Со спутниками я ужился отлично: они оказались вежливыми, сговорчивыми ребятами – может быть, и не слишком открытыми, но, по-моему, гораздо менее испорченными, чем Мейсон, и лучше приспособленными к жизни. В Париже я получил от Мейсона письмо о том, что Силия поехала в Рино. [107]Помню одну характерную фразу, взявшуюся – как и многое в Мейсоне – словно из какого-то царства теней, где не знают ни радости, ни горя: «Плачь, плачь по Мейсону и Силии, Питер, мы разошлись, как в море корабли». И очень скоро я перестал думать о Мейсоне. А теперь жалею, что не могу в подробностях вспомнить один свой сон на теплоходе, посреди океана, когда в темноте, наполненной храпом моих попутчиков и сладким запахом медленно умиравших цветов, весь обливаясь потом, я подскочил на койке – оглушенный откуда-то вестью о неминуемой гибели Мейсона.
IV
В Самбуко, когда Мейсон, гремя деревянными подошвами, убежал по коридору, а я, дрожа, остался сидеть на мраморной скамье, мне было нелегко разобраться в своих чувствах. Я был в ярости, что и говорить. Однако к гневу примешивался не только неопределенный и необъяснимый страх перед Мейсоном, но и обыкновенное беспокойство; ясно было, что из дворца, из Самбуко надо бежать, и я сидел, растравляя в себе обиду и одновременно обдумывая, как мне исчезнуть отсюда прилично и незаметно. Прошло несколько минут. Я уже хотел встать, но тут услышал медленно приближавшийся стук подошв Мейсона. Он вошел все тем же странным, затрудненным, скованным шагом, но менее согнутый и посмотрел на меня с такой мальчишеской, заразительной улыбкой, что весь мой страх перед ним тотчас пропал. Уже не оборотень из «Полароида» – Мейсон как Мейсон, отчаянно натуральный с головы до пят.
– Огорошил я тебя, а? – сказал он. – Не выпить ли нам. Питси? Я даже не успел…
– Пошел к черту, – огрызнулся я. – Как ты со мной разговариваешь? Мы с тобой не в «Святом Андрее», и если ты думаешь… Я тебе не какой-нибудь приживал…

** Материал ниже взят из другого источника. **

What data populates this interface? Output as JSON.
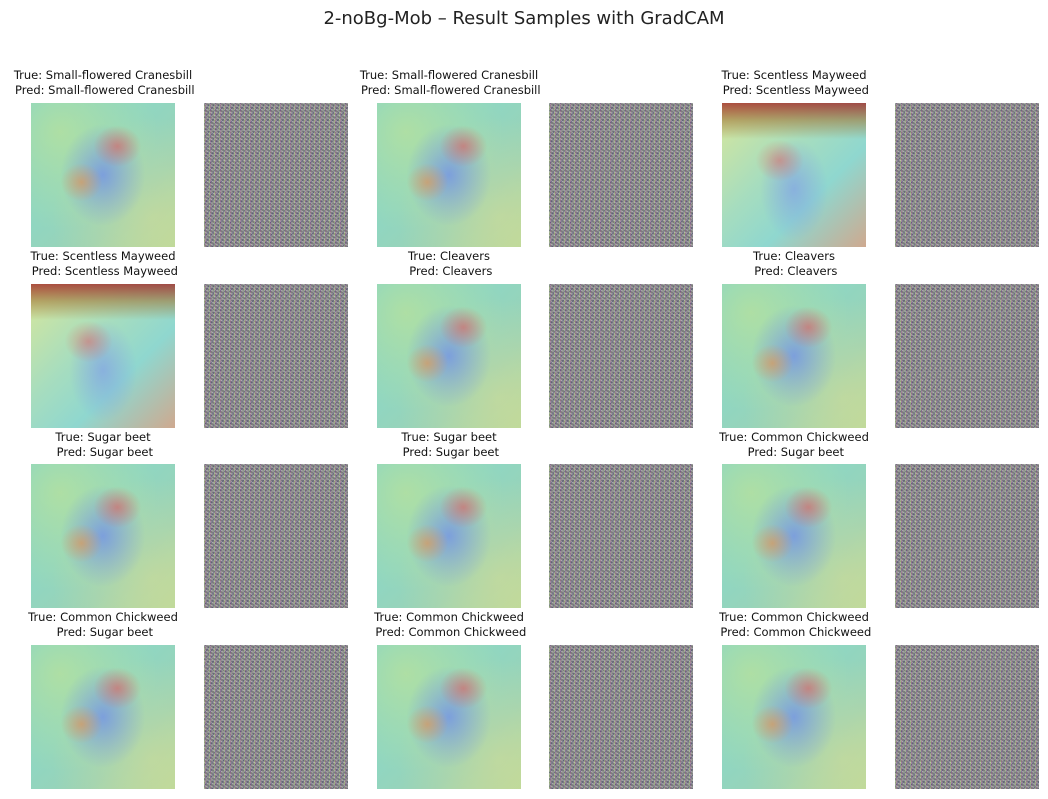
{
  "title": "2-noBg-Mob – Result Samples with GradCAM",
  "samples": [
    {
      "caption": "True: Small-flowered Cranesbill\n Pred: Small-flowered Cranesbill",
      "cam": "cam"
    },
    {
      "caption": "True: Small-flowered Cranesbill\n Pred: Small-flowered Cranesbill",
      "cam": "cam"
    },
    {
      "caption": "True: Scentless Mayweed\n Pred: Scentless Mayweed",
      "cam": "cam-alt"
    },
    {
      "caption": "True: Scentless Mayweed\n Pred: Scentless Mayweed",
      "cam": "cam-alt"
    },
    {
      "caption": "True: Cleavers\n Pred: Cleavers",
      "cam": "cam"
    },
    {
      "caption": "True: Cleavers\n Pred: Cleavers",
      "cam": "cam"
    },
    {
      "caption": "True: Sugar beet\n Pred: Sugar beet",
      "cam": "cam"
    },
    {
      "caption": "True: Sugar beet\n Pred: Sugar beet",
      "cam": "cam"
    },
    {
      "caption": "True: Common Chickweed\n Pred: Sugar beet",
      "cam": "cam"
    },
    {
      "caption": "True: Common Chickweed\n Pred: Sugar beet",
      "cam": "cam"
    },
    {
      "caption": "True: Common Chickweed\n Pred: Common Chickweed",
      "cam": "cam"
    },
    {
      "caption": "True: Common Chickweed\n Pred: Common Chickweed",
      "cam": "cam"
    }
  ]
}
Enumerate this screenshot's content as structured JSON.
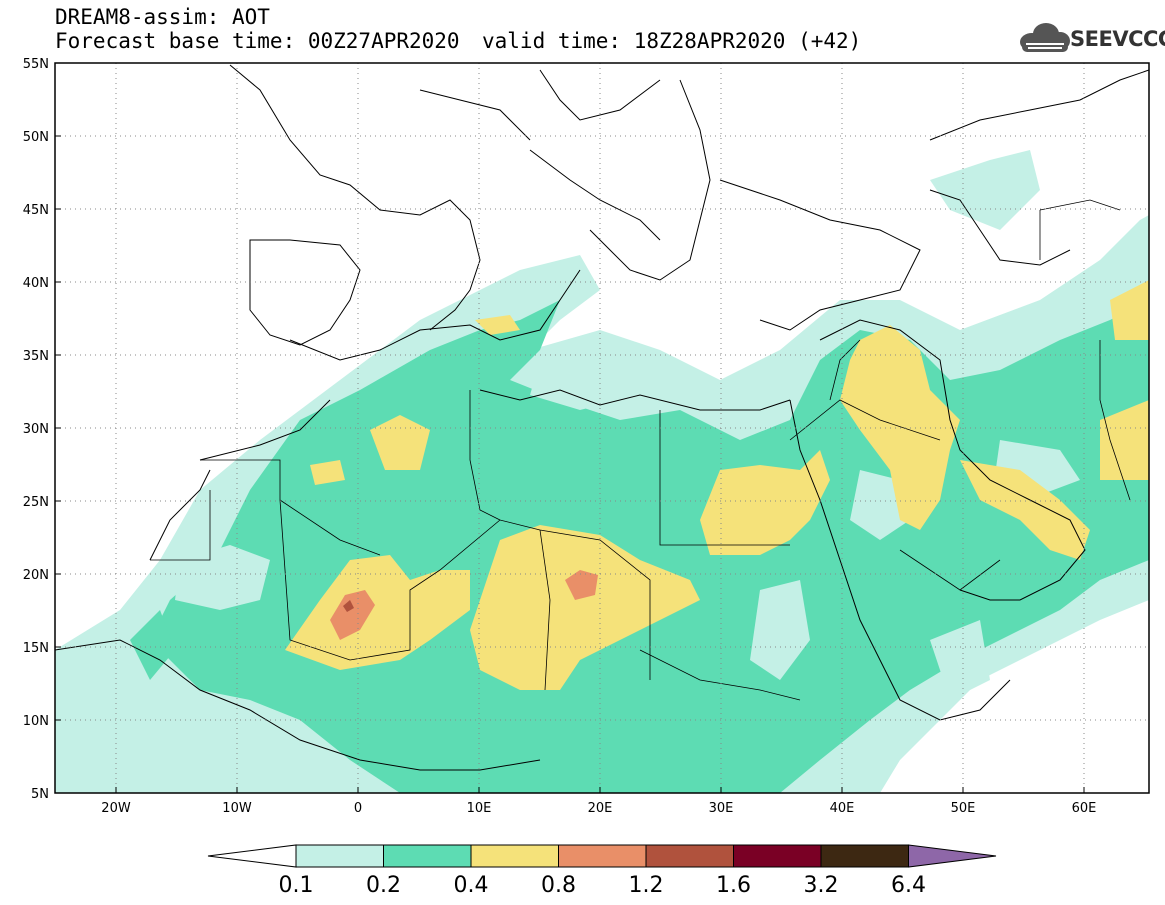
{
  "header": {
    "line1": "DREAM8-assim: AOT",
    "line2": "Forecast base time: 00Z27APR2020",
    "line3": "valid time: 18Z28APR2020 (+42)"
  },
  "logo": {
    "text": "SEEVCCC",
    "icon": "cloud-icon"
  },
  "map": {
    "lat_labels": [
      "55N",
      "50N",
      "45N",
      "40N",
      "35N",
      "30N",
      "25N",
      "20N",
      "15N",
      "10N",
      "5N"
    ],
    "lon_labels": [
      "20W",
      "10W",
      "0",
      "10E",
      "20E",
      "30E",
      "40E",
      "50E",
      "60E"
    ],
    "lon_range": [
      -25,
      65
    ],
    "lat_range": [
      5,
      55
    ]
  },
  "colorbar": {
    "labels": [
      "0.1",
      "0.2",
      "0.4",
      "0.8",
      "1.2",
      "1.6",
      "3.2",
      "6.4"
    ],
    "colors": [
      "#ffffff",
      "#c4f0e6",
      "#5ddcb3",
      "#f5e27a",
      "#e98f68",
      "#b0523d",
      "#7a0025",
      "#3d2812",
      "#8e67a8"
    ]
  }
}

– Питси, Питси, Питси, – замурлыкал он по обыкновению вкрадчивым, жалобным голосом. Он сел рядом и дружески хлопнул меня по плечу. – Старичок Питси, тонкокоженький. Послушай, я хотел сказать тебе…
– Нет, ты послушай. – Я вскочил. – Не знаю, какая чертовщина тут творится, но могу сказать одно: с меня хватит. Я что тебе, contadino [108]какой-нибудь, чтобы меня шпынять? Ты зазвал меня в гости, а мне тут, я вижу, рады как тифозной вше! Если бы не Розмари – понял? – мне бы поесть не дали. Я сдаю билет. Mille grazie! [109]Индюк! Ничтожество! – жалко выкрикивал я уже через плечо. – Пригласи меня в другой раз, когда легче будет выдержать такой расход!
Мейсон вскочил и поймал меня за руку. Он еще был потный после погони, еще не отдышался, и лицо было настолько пристыженное, насколько позволяло его устройство.
– Извини, – сказал он. – Извини, честное слово. Я сам не понимал, что несу. Я был не в себе. Питер, пожалуйста, прости меня. Пожалуйста.
– Ладно, я пошел, Мейсон, – сказал я не очень решительно. – До новых встреч.
– Никуда ты не пойдешь, – возразил он. – Ты простишь меня за то, что я был сволочью. И останешься с твоим старым приятелем.
– Почему это ты сказал, что растопчешь меня? Что на тебя нашло, Мейсон? Что я сделал? Я не бродяга, не воришка, чтобы так со мной…
Он нервно провел рукой по лбу.
– Не… не знаю, Питер. Извини. Эта девка. Она обчистила меня. Только что украла серьги Розмари. Я был расстроен, вот и все. Не знаю, такая досада взяла, – казалось, что все сговорились ее защищать. Ну бред, конечно! Скажи, что ты меня прощаешь! Не принял же ты это всерьез. Клянусь, я, когда это сказал, почувствовал себя скотиной.